Budget context
Zimbabwe's defence budget is formally set in the national budget, but the Military Finances Act and the Zimbabwe Defence Industries (ZDI) enterprise model mean the military accesses resources far beyond the appropriated line. ZDI operates commercial businesses and mining interests — notably in the Marange diamond fields — generating revenue outside parliamentary oversight. The Mnangagwa government's "New Dispensation" rhetoric has not substantively reformed military economic privilege. Currency instability (Zimbabwe has undergone multiple currency reforms, most recently the ZiG in 2024, then the ZWG) makes cross-year budget comparison essentially meaningless. International financial institutions remain cautious about Zimbabwe given $14 billion in arrears to the World Bank and African Development Bank.
Force structure
The Zimbabwe National Army (ZNA) fields approximately 29,000 active personnel, supplemented by the Air Force of Zimbabwe (AFZ) (~3,500) and the ZRP paramilitary (~21,800 including Police Support Unit — a riot-control force used in political repression).

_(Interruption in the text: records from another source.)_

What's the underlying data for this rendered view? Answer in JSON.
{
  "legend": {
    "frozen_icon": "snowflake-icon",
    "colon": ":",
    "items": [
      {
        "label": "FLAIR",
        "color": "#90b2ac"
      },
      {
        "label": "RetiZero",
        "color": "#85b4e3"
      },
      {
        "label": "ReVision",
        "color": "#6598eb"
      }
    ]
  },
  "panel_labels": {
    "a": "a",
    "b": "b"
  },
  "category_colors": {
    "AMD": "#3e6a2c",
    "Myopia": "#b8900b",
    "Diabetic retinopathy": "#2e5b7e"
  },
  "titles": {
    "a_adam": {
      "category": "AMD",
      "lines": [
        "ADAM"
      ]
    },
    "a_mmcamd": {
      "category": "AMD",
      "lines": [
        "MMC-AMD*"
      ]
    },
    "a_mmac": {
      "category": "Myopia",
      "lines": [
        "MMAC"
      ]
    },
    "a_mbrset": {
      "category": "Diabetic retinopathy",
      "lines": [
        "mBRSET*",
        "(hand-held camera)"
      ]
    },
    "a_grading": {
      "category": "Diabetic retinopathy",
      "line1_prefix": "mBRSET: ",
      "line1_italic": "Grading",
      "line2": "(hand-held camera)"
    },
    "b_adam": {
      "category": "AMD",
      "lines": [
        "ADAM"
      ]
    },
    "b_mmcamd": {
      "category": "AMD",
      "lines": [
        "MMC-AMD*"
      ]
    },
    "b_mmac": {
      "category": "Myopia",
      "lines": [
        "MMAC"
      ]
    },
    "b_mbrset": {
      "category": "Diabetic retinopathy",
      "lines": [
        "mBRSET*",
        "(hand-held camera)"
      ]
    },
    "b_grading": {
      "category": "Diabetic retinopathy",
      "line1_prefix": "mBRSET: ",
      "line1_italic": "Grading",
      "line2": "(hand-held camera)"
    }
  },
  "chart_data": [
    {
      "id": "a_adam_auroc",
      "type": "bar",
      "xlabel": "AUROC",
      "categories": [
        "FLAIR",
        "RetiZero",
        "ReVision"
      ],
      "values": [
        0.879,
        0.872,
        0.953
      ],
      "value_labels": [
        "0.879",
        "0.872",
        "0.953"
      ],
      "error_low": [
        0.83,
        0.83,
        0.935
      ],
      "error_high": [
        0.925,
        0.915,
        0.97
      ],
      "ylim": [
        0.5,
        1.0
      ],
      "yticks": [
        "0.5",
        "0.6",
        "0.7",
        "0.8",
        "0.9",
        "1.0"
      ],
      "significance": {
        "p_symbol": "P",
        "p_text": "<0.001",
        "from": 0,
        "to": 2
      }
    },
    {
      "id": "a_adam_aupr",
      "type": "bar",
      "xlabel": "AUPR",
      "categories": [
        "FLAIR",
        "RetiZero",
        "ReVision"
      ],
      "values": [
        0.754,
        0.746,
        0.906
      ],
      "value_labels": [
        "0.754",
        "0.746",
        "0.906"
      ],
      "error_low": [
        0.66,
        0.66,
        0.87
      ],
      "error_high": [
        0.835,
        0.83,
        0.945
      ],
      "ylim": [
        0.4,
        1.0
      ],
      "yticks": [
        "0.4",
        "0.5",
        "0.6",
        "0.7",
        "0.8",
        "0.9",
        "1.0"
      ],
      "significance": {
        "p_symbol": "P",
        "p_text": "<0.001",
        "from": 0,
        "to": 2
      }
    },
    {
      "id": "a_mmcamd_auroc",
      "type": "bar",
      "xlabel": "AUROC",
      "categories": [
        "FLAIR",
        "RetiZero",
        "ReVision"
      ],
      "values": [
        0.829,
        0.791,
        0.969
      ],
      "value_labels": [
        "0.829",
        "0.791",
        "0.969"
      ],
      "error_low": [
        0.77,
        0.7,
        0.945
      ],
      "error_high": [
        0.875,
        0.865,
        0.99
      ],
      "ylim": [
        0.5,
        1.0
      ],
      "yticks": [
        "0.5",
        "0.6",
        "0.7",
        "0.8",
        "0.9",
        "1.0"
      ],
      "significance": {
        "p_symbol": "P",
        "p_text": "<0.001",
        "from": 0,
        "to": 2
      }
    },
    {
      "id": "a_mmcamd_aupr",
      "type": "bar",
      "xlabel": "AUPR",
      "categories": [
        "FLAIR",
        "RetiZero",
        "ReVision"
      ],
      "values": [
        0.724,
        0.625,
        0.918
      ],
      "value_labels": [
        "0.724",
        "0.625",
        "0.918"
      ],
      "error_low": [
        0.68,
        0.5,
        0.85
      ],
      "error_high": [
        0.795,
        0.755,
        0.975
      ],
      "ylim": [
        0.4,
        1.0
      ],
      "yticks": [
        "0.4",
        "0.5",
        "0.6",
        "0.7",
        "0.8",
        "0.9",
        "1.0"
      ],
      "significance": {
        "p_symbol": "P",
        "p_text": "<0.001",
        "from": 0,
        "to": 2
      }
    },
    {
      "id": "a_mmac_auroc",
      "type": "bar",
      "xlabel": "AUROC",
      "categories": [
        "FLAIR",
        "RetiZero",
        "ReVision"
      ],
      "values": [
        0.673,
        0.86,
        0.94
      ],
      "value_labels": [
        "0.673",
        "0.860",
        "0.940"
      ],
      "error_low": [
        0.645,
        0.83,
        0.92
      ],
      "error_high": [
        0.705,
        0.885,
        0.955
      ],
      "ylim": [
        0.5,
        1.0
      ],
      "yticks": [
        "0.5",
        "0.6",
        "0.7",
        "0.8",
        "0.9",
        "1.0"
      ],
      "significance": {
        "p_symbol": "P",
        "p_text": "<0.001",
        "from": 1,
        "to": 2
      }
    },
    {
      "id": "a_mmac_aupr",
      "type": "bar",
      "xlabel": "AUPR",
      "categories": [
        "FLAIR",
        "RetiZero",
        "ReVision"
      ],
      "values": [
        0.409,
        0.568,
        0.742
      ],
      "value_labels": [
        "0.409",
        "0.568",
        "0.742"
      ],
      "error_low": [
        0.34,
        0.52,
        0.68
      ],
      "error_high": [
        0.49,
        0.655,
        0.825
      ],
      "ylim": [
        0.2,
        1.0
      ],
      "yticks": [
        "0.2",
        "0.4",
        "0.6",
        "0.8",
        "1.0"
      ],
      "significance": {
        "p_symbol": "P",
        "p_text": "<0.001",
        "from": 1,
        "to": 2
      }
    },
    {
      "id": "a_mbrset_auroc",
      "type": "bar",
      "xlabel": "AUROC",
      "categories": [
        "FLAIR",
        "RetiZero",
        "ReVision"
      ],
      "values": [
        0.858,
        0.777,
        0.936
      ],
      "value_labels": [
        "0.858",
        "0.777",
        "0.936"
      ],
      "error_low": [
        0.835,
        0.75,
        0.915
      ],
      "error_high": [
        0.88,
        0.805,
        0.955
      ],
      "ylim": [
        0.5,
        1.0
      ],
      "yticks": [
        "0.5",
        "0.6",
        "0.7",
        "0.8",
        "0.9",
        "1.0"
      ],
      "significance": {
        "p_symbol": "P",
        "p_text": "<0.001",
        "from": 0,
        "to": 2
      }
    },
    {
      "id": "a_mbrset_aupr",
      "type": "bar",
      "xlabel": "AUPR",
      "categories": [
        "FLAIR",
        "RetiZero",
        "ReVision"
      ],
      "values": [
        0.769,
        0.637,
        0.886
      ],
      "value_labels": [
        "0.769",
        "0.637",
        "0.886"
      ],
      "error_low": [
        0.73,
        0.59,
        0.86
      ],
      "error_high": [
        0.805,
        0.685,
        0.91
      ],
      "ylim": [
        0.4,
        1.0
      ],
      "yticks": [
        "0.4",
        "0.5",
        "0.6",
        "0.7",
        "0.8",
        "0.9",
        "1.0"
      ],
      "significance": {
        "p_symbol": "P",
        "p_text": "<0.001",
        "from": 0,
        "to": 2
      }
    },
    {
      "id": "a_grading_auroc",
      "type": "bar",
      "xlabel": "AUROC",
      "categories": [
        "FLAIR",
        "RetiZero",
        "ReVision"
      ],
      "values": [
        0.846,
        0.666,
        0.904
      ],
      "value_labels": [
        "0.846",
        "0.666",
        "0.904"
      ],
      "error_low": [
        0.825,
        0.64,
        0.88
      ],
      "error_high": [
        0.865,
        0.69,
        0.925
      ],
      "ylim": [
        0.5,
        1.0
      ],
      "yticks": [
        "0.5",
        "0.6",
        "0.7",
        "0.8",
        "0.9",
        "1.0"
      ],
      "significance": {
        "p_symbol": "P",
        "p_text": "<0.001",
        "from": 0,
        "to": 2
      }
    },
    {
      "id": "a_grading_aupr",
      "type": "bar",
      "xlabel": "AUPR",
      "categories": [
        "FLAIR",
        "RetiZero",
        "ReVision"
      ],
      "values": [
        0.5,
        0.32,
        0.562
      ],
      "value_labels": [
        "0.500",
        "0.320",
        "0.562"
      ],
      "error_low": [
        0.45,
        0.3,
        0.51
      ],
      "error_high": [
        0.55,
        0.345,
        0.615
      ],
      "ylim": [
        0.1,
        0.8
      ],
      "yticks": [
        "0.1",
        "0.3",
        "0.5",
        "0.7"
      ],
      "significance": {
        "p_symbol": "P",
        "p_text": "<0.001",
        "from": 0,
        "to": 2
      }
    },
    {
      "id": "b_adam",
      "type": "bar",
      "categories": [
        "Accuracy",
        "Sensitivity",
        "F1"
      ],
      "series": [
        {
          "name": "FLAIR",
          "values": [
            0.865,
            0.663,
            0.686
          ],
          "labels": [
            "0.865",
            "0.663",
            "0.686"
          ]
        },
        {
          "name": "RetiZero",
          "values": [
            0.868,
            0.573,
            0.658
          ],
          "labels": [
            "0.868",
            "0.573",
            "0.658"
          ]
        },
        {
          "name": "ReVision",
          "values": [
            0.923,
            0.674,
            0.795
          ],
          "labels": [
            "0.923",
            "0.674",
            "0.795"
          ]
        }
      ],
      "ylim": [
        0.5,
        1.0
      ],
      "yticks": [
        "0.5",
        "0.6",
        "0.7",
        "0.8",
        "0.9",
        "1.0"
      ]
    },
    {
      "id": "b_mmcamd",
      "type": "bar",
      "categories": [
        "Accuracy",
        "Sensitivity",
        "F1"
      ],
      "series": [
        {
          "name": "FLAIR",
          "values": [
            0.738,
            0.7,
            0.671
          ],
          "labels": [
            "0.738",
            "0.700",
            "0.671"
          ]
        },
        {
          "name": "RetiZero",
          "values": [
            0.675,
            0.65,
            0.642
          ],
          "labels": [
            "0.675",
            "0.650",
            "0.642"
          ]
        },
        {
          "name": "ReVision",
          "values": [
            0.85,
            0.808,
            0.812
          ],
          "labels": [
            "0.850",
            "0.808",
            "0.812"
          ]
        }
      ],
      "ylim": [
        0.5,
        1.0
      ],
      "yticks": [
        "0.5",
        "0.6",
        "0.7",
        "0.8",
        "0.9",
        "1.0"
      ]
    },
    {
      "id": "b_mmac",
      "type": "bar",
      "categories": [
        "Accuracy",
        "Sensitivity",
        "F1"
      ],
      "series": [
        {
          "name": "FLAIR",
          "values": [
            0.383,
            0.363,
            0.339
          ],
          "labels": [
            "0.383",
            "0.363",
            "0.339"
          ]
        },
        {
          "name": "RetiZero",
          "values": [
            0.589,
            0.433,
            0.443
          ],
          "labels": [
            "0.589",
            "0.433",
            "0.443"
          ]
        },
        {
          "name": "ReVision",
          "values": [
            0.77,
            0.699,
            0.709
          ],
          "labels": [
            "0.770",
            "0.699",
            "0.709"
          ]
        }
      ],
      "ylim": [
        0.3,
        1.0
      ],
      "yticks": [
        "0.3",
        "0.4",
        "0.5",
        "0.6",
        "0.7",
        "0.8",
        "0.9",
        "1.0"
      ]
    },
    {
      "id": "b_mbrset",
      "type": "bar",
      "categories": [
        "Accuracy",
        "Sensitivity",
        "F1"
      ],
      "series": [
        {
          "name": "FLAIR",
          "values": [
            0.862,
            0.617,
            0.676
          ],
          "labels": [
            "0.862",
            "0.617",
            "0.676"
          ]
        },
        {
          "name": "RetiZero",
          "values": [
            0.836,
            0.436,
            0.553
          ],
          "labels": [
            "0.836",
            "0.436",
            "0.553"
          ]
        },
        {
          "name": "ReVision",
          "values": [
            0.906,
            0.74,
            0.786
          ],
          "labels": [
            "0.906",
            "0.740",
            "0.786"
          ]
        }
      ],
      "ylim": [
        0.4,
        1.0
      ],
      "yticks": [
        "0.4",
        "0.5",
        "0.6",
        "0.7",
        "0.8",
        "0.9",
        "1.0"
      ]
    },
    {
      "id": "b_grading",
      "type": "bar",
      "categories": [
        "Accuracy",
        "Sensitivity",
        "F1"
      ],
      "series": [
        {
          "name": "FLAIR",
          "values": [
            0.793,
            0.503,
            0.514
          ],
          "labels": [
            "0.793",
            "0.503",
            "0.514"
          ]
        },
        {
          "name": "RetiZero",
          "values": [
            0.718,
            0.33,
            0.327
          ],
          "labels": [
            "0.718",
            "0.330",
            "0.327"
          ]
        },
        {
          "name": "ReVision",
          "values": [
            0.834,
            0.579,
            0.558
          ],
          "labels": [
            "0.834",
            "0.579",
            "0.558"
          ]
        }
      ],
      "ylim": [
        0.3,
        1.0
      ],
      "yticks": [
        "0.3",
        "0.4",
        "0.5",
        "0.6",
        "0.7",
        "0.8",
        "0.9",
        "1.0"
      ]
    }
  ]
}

The ZNA retains 5 brigades based around major cities, with an airborne and special forces component. Equipment is heavily aged: T-54/55 tanks (operational readiness uncertain), Chinese-supplied armoured vehicles (Type 63, WZ-551), and legacy artillery. The AFZ has suffered severe capability degradation — only a handful of aircraft are reliably flyable including Chinese F-7 fighters and ageing transport aircraft. Zimbabwe deployed to SAMIM in Mozambique under regional obligations.
Industrial posture
Zimbabwe Defence Industries (ZDI) is a state-owned defence enterprise producing small-arms ammunition, mortar rounds, and basic military hardware for domestic use and some African export. ZDI also produces civilian products (including furniture and agricultural equipment) through its commercial arm. All major weapons platforms are imported, primarily from China — which has been Zimbabwe's primary arms and political partner since the Mugabe era. China supplied WZ-551 APCs, FC-1/JF-17-class training candidates, and communications equipment under barter and loan arrangements. North Korea historically supplied training and some equipment, though UN sanctions have curtailed this. Russia supplied ageing systems; the Ukraine war has not significantly changed Zimbabwe's Russian supply relationship given Zimbabwe's limited procurement anyway.
Conflict exposure
Zimbabwe has no active interstate conflict. The primary "conflict exposure" is political: the ZNA and security apparatus have been instruments of ZANU-PF electoral violence — documented in the 2008 election, the 2018 post-election shootings (6 killed by military), and the 2023 pre-election security crackdown. Zimbabwe is a SADC-designated contributor to SAMIM in Mozambique, deploying a small contingent. The security services remain deeply penetrated by ZANU-PF political structures. Human rights organisations have documented security force involvement in abductions of opposition figures, journalists, and activists through 2024-2025.
Recent developments
Zimbabwe introduced a new currency (ZiG — Zimbabwe Gold) in April 2024, backed by gold and foreign currency reserves — the sixth currency since independence — before redenominating again to ZWG by late 2024. The August 2023 general election was widely criticised as flawed by SADC, AU, and Western observer missions; Mnangagwa was declared winner despite documented irregularities. The military's role in electoral intimidation was noted. Zimbabwe's debt arrears situation — blocking IMF programme access — remained unresolved through 2025. The ZNA SAMIM contingent in Mozambique maintained its deployment. No major military procurement was announced given fiscal constraints.